408550969 commented 5 months ago

1.Why is the default chunk length set to 180 during training, instead of 1800 or 90? Does this have any impact on accuracy?

2.What is the appropriate ratio for controlling static and moving scenes? My current ratio of static to speech scene duration is 3:1

3.I have already added a band pass filter, and I will consider adding some post-processing to alleviate these issues in the future

4.Another question is, which model is more robust to speaking and motion artifacts?
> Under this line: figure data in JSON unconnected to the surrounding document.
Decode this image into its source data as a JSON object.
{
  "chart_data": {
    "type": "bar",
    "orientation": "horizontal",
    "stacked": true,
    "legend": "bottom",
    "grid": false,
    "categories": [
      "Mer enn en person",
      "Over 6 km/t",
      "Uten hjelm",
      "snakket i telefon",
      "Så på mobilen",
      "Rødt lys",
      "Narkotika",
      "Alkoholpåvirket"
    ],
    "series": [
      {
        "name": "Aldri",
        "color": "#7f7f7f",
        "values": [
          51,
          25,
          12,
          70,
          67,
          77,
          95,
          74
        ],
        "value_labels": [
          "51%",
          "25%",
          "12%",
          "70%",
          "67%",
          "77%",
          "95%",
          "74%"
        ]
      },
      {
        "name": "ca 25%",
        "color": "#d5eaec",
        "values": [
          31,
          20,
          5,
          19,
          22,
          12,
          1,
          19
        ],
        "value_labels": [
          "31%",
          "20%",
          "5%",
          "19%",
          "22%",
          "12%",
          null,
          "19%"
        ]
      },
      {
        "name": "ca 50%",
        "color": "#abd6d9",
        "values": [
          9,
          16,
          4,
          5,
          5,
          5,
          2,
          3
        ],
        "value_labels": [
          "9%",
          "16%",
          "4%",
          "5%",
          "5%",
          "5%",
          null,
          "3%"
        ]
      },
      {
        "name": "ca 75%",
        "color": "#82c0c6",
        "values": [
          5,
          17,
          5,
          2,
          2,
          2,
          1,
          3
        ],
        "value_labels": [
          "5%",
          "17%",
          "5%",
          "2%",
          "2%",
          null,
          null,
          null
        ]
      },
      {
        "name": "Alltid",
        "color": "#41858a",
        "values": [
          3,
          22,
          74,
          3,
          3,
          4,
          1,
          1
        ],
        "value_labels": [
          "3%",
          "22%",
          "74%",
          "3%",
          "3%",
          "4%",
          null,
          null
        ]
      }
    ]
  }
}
I am currently using EfficientPhys

girishvn commented 5 months ago
  1. A) the amount of VRAM of the gpu you are running on which decides the size of a batch, and thus the level of batch variance. B) an understanding of how difficult the task is. The longer the clip the easer the task as you are averaging heart across more time, and thus are able to average out some noise. 180 was chosen to match existing literature. I would consider 90 to also be a valid reporting metric.
  2. This depends on the dataset - I do not have these number of mind.
  3. As I mentioned - motion augmentations during training are important in helping alleviate motion noise. I would use any of the MA models we have released. For eg. MA-UBFC_efficientphys.pth. These days most models are comparable. So it is important to experiment to figure out works best for your use case.
408550969 commented 5 months ago

Thank you very much for your answer!